Aujourd’hui, le contact, s’il est indispensable à l’être humain, apparaît comme une urgence dans notre monde déshumanisé. Nous nous trouvons face au paradoxe entre le développement des moyens de communication pénétrant l’intimité de notre foyer, et l’augmentation de l’isolement et de la dépression.
On parle de point de contact, d’action de contact, de contact immédiat, etc. Par exemple, je suis en contact quand je vais vers quelque chose, quelqu’un. C’est avant tout une action d’aller-vers. Et c’est aussi, par extension, quand je communique avec l’environnement, donc avec un autre. C’est donc l’action de personnes qui communiquent entre elles, qui sont en relation.
On parle alors de contact relationnel, voire de bon ou mauvais contact – mais à quoi ça tient ? il ne suffit pas de savoir parler. Être en contact, c’est donner de soi un ensemble de caractéristiques qui nous sont propres – il s’agit du verbal (les mots) et du non verbal (les gestes, attitudes, comportements, émotions) – et cet ensemble est partagé avec une autre personne donc en interaction.
Le contact est ainsi considéré comme l’expérience première, nécessaire pour exister. Prenons l’exemple des premiers contacts entre le bébé et son caregiver (celui qui prend soin). Le nourrisson a besoin de contact physique, visuel, verbal, pour se sentir en sécurité ; pour ensuite pouvoir se tourner vers le monde extérieur ; pour ensuite prendre conscience de son existence propre en contact avec l’autre. Sans ce contact, suffisant ou suffisamment sécure, l’enfant grandit en privilégiant son temps à s’auto-rassurer, à se (ré)conforter seul ; énergie omniprésente ne lui laissant pas la possibilité de se consacrer pleinement à son développement.
Nous savons donc que les fondements de la sécurité et du développement se trouvent dans le contact. Alors, intéressons-nous à la relation thérapeutique.
Contacter, c’est construire un lieu de rencontre entre soi et l’autre, construire une forme. Et c’est aussi construire du sens favorable au développement de nos relations.
Certains psychiatres et psychanalystes reconnus, ont construit leurs bases thérapeutiques sur la qualité du contact. Pour exemple, Robert NEUBURGER[1] conçoit la thérapie dans Être avec : s’installer autour d’une table, boire un café, et favoriser les conditions à l’émergence d’une demande. A la clinique de La Borde, Jean OURY et Félix GUATTARI envisagent la prise en charge des personnes hospitalisées en vivant avec eux et en effectuant avec eux tous les gestes de la vie, des plus quotidiens aux plus sublimes[2]. Ainsi, quelque soit la forme que prend le contact, il s’agit en thérapie de proposer les conditions de mise en œuvre du contact.

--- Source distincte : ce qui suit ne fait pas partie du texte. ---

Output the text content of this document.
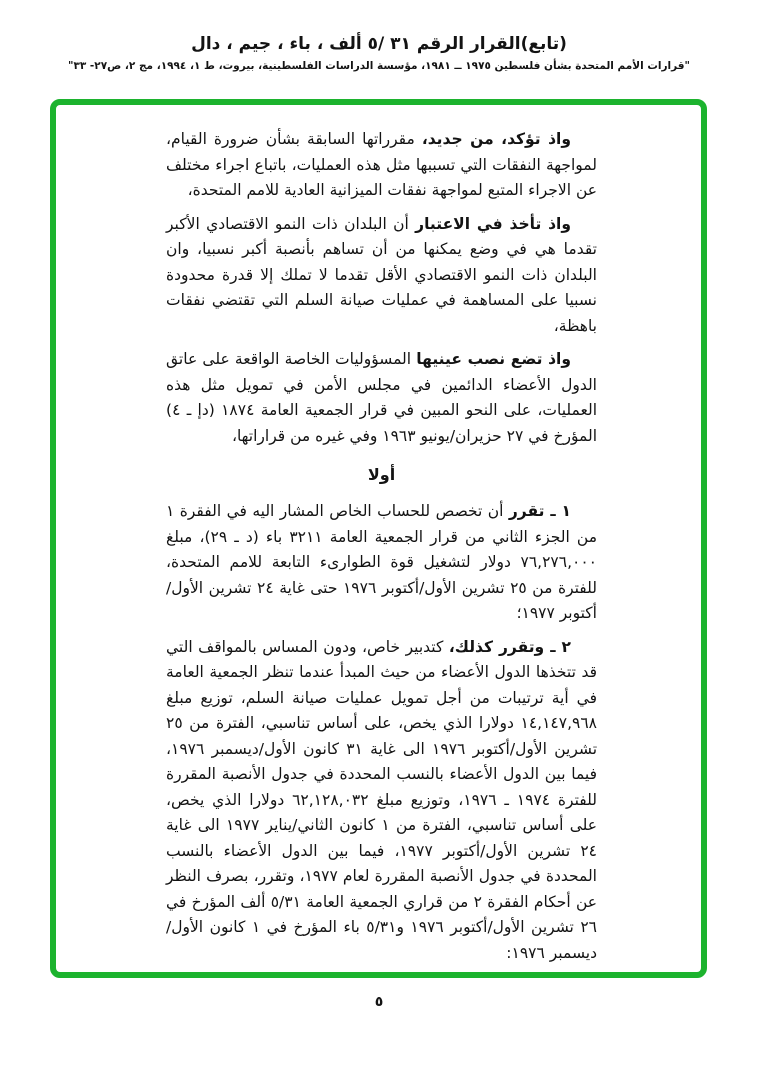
(تابع)القرار الرقم ٣١ /٥ ألف ، باء ، جيم ، دال
"قرارات الأمم المتحدة بشأن فلسطين ١٩٧٥ ــ ١٩٨١، مؤسسة الدراسات الفلسطينية، بيروت، ط ١، ١٩٩٤، مج ٢، ص٢٧- ٣٣"

واذ تؤكد، من جديد، مقرراتها السابقة بشأن ضرورة القيام، لمواجهة النفقات التي تسببها مثل هذه العمليات، باتباع اجراء مختلف عن الاجراء المتبع لمواجهة نفقات الميزانية العادية للامم المتحدة،

واذ تأخذ في الاعتبار أن البلدان ذات النمو الاقتصادي الأكبر تقدما هي في وضع يمكنها من أن تساهم بأنصبة أكبر نسبيا، وان البلدان ذات النمو الاقتصادي الأقل تقدما لا تملك إلا قدرة محدودة نسبيا على المساهمة في عمليات صيانة السلم التي تقتضي نفقات باهظة،

واذ تضع نصب عينيها المسؤوليات الخاصة الواقعة على عاتق الدول الأعضاء الدائمين في مجلس الأمن في تمويل مثل هذه العمليات، على النحو المبين في قرار الجمعية العامة ١٨٧٤ (دإ ـ ٤) المؤرخ في ٢٧ حزيران/يونيو ١٩٦٣ وفي غيره من قراراتها،

أولا

١ ـ تقرر أن تخصص للحساب الخاص المشار اليه في الفقرة ١ من الجزء الثاني من قرار الجمعية العامة ٣٢١١ باء (د ـ ٢٩)، مبلغ ٧٦,٢٧٦,٠٠٠ دولار لتشغيل قوة الطوارىء التابعة للامم المتحدة، للفترة من ٢٥ تشرين الأول/أكتوبر ١٩٧٦ حتى غاية ٢٤ تشرين الأول/أكتوبر ١٩٧٧؛

٢ ـ وتقرر كذلك، كتدبير خاص، ودون المساس بالمواقف التي قد تتخذها الدول الأعضاء من حيث المبدأ عندما تنظر الجمعية العامة في أية ترتيبات من أجل تمويل عمليات صيانة السلم، توزيع مبلغ ١٤,١٤٧,٩٦٨ دولارا الذي يخص، على أساس تناسبي، الفترة من ٢٥ تشرين الأول/أكتوبر ١٩٧٦ الى غاية ٣١ كانون الأول/ديسمبر ١٩٧٦، فيما بين الدول الأعضاء بالنسب المحددة في جدول الأنصبة المقررة للفترة ١٩٧٤ ـ ١٩٧٦، وتوزيع مبلغ ٦٢,١٢٨,٠٣٢ دولارا الذي يخص، على أساس تناسبي، الفترة من ١ كانون الثاني/يناير ١٩٧٧ الى غاية ٢٤ تشرين الأول/أكتوبر ١٩٧٧، فيما بين الدول الأعضاء بالنسب المحددة في جدول الأنصبة المقررة لعام ١٩٧٧، وتقرر، بصرف النظر عن أحكام الفقرة ٢ من قراري الجمعية العامة ٥/٣١ ألف المؤرخ في ٢٦ تشرين الأول/أكتوبر ١٩٧٦ و٥/٣١ باء المؤرخ في ١ كانون الأول/ديسمبر ١٩٧٦:

٥
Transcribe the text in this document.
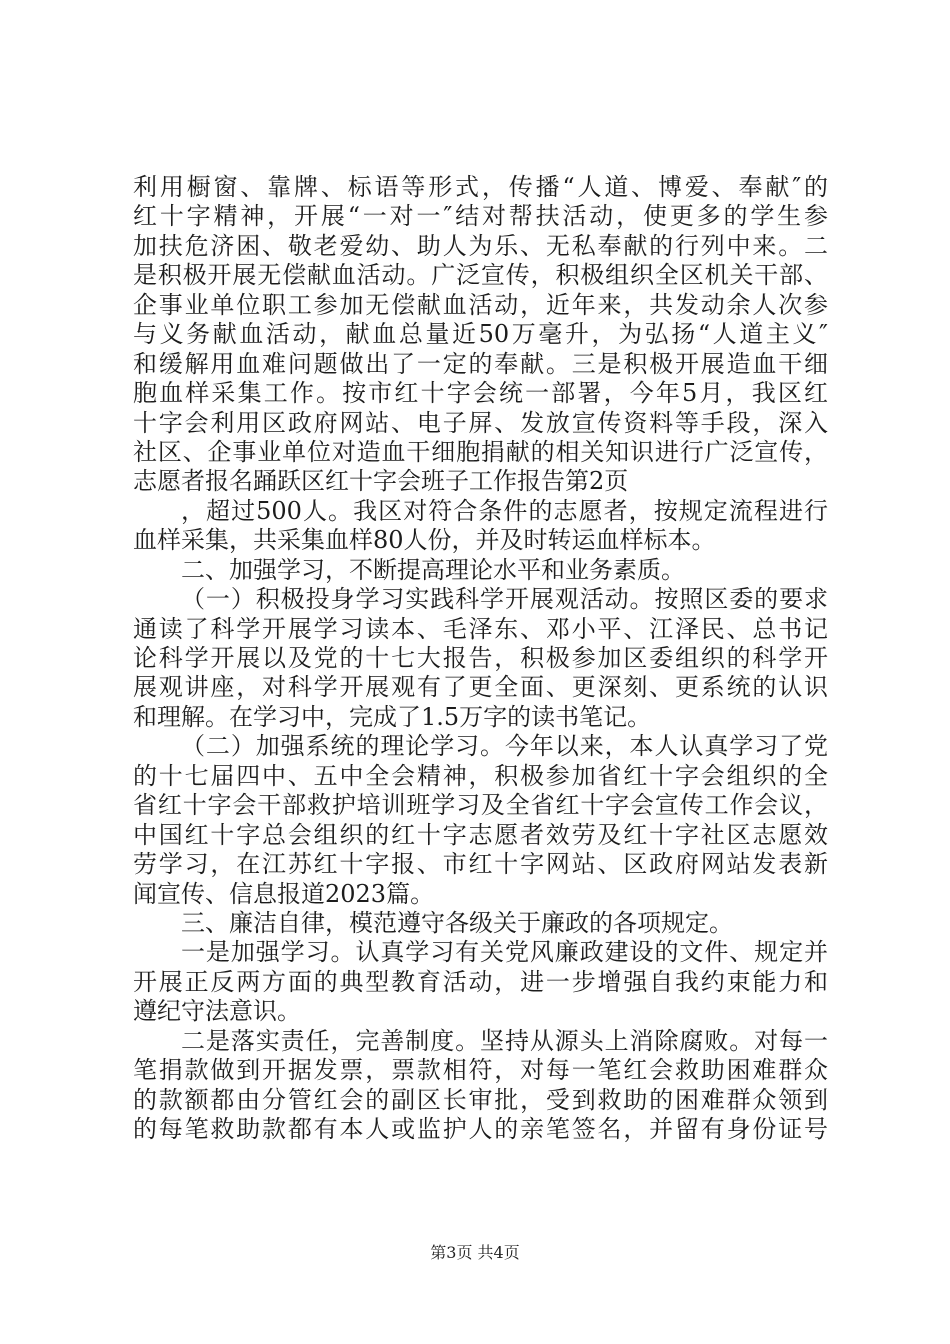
利用橱窗、靠牌、标语等形式，传播“人道、博爱、奉献″的
红十字精神，开展“一对一″结对帮扶活动，使更多的学生参
加扶危济困、敬老爱幼、助人为乐、无私奉献的行列中来。二
是积极开展无偿献血活动。广泛宣传，积极组织全区机关干部、
企事业单位职工参加无偿献血活动，近年来，共发动余人次参
与义务献血活动，献血总量近50万毫升，为弘扬“人道主义″
和缓解用血难问题做出了一定的奉献。三是积极开展造血干细
胞血样采集工作。按市红十字会统一部署，今年5月，我区红
十字会利用区政府网站、电子屏、发放宣传资料等手段，深入
社区、企事业单位对造血干细胞捐献的相关知识进行广泛宣传，
志愿者报名踊跃区红十字会班子工作报告第2页
，超过500人。我区对符合条件的志愿者，按规定流程进行
血样采集，共采集血样80人份，并及时转运血样标本。
二、加强学习，不断提高理论水平和业务素质。
（一）积极投身学习实践科学开展观活动。按照区委的要求
通读了科学开展学习读本、毛泽东、邓小平、江泽民、总书记
论科学开展以及党的十七大报告，积极参加区委组织的科学开
展观讲座，对科学开展观有了更全面、更深刻、更系统的认识
和理解。在学习中，完成了1.5万字的读书笔记。
（二）加强系统的理论学习。今年以来，本人认真学习了党
的十七届四中、五中全会精神，积极参加省红十字会组织的全
省红十字会干部救护培训班学习及全省红十字会宣传工作会议，
中国红十字总会组织的红十字志愿者效劳及红十字社区志愿效
劳学习，在江苏红十字报、市红十字网站、区政府网站发表新
闻宣传、信息报道2023篇。
三、廉洁自律，模范遵守各级关于廉政的各项规定。
一是加强学习。认真学习有关党风廉政建设的文件、规定并
开展正反两方面的典型教育活动，进一步增强自我约束能力和
遵纪守法意识。
二是落实责任，完善制度。坚持从源头上消除腐败。对每一
笔捐款做到开据发票，票款相符，对每一笔红会救助困难群众
的款额都由分管红会的副区长审批，受到救助的困难群众领到
的每笔救助款都有本人或监护人的亲笔签名，并留有身份证号
第3页 共4页
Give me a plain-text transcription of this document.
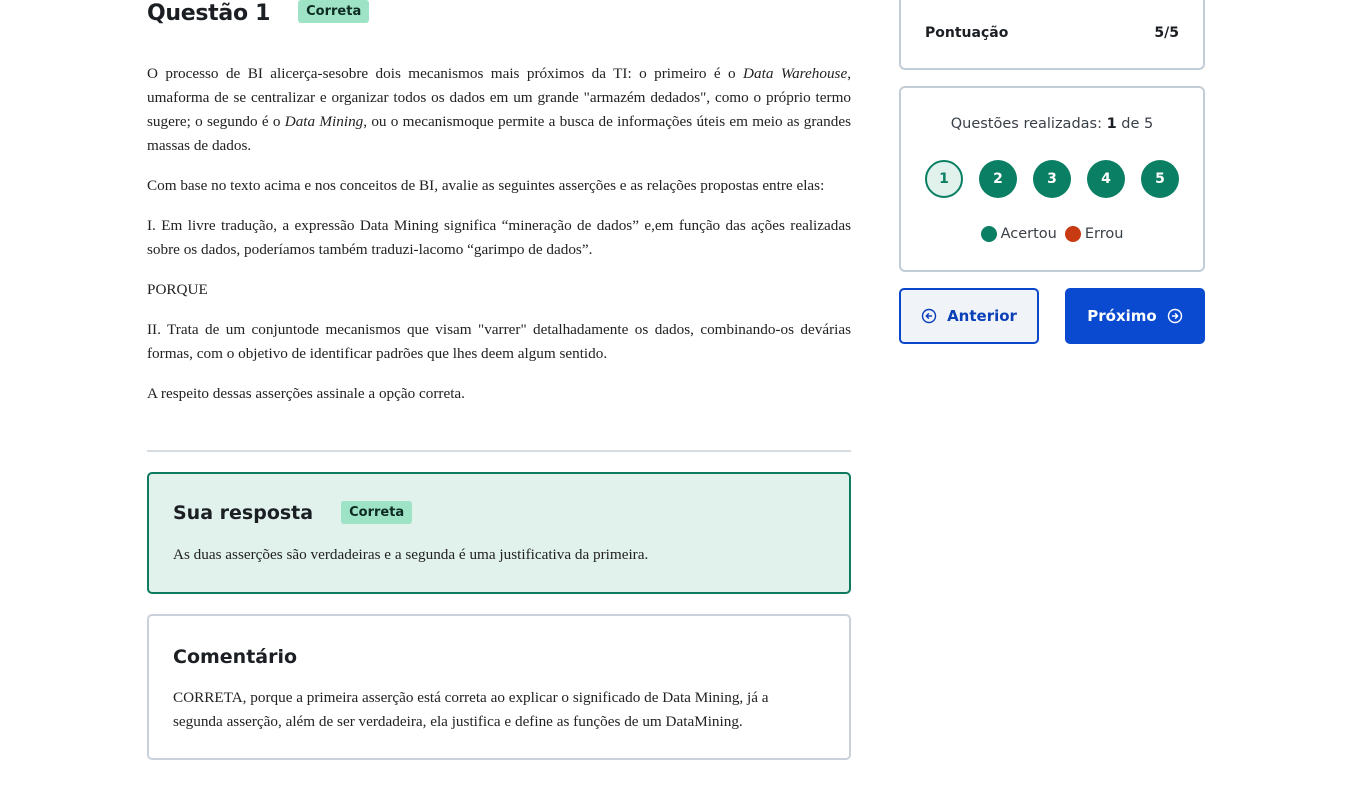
Questão 1	Correta

O processo de BI alicerça-sesobre dois mecanismos mais próximos da TI: o primeiro é o Data Warehouse, umaforma de se centralizar e organizar todos os dados em um grande "armazém dedados", como o próprio termo sugere; o segundo é o Data Mining, ou o mecanismoque permite a busca de informações úteis em meio as grandes massas de dados.

Com base no texto acima e nos conceitos de BI, avalie as seguintes asserções e as relações propostas entre elas:

I. Em livre tradução, a expressão Data Mining significa “mineração de dados” e,em função das ações realizadas sobre os dados, poderíamos também traduzi-lacomo “garimpo de dados”.

PORQUE

II. Trata de um conjuntode mecanismos que visam "varrer" detalhadamente os dados, combinando-os devárias formas, com o objetivo de identificar padrões que lhes deem algum sentido.

A respeito dessas asserções assinale a opção correta.

Sua resposta	Correta
As duas asserções são verdadeiras e a segunda é uma justificativa da primeira.
Comentário
CORRETA, porque a primeira asserção está correta ao explicar o significado de Data Mining, já a segunda asserção, além de ser verdadeira, ela justifica e define as funções de um DataMining.
Pontuação	5/5
Questões realizadas: 1 de 5
1	2	3	4	5
Acertou Errou
Anterior	Próximo
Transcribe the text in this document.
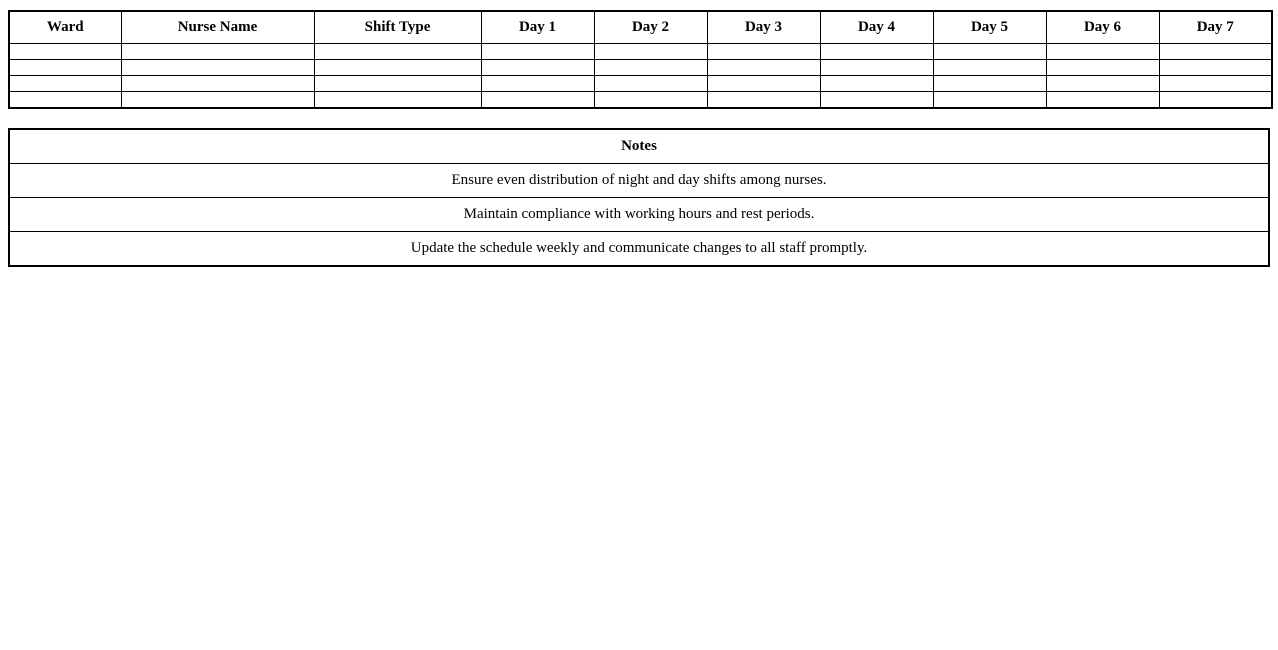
Ward	Nurse Name	Shift Type	Day 1	Day 2	Day 3	Day 4	Day 5	Day 6	Day 7

Notes
Ensure even distribution of night and day shifts among nurses.
Maintain compliance with working hours and rest periods.
Update the schedule weekly and communicate changes to all staff promptly.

La Gestalt thérapie (gestalt signifiant forme / structure) s’intéresse, elle, particulièrement à la façon d’être en contact et de vivre ce contact. Elle pense le contact comme la réalité première et immédiate (Gestalt thérapie – Fritz PERLS, Ralph HEFFERLINE, Paul GOODMAN[3]). Le contact est donc la condition première à l’expérience dans le sens où l’expérience ne peut se créer sans le contact. Je suis en contact avec l’air pour respirer, la nourriture pour manger, avec l’autre pour exister en tant qu’humain. La gestalt va s’intéresser à la manière d’être en contact avec le monde, par sa prise de conscience dans la relation thérapeutique.
Dès mes premières minutes de vie, je suis en contact puis, si ces contacts se répètent suffisamment, je vais créer des liens et, quand j’aurai intériorisé ces relations, j’aurai créé des liens. Alors l’autre existera aussi à l’intérieur de moi.
Dans la thérapie, j’observe en tant que thérapeute les modalités de contact de mon client. Elles passent par le sensoriel, l’affectif, le cognitif, le social. Je permets ainsi à mon client de prendre conscience de sa manière d’être au monde pour ensuite trouver de meilleurs ajustements. Par la thérapie, elle envisage cette relation comme un tout (sensoriel, affectif, intellectuel, social) et vise à améliorer notre façon d’être en relation avec les autres, avec l’environnement.
Et vous, comment êtes-vous en contact ?
[1] https://robertneuburger.fr/
[2] ROZIER E. – La clinique de La Borde ou les relations qui soignent – Ed. Erès – 2014 – 288 pages.
[3] PERLS F., GOODMAN P., HEFFERLINE R. – Gestalt-Thérapie – Ed. L’Exprimerie – 1951 – 352 pages.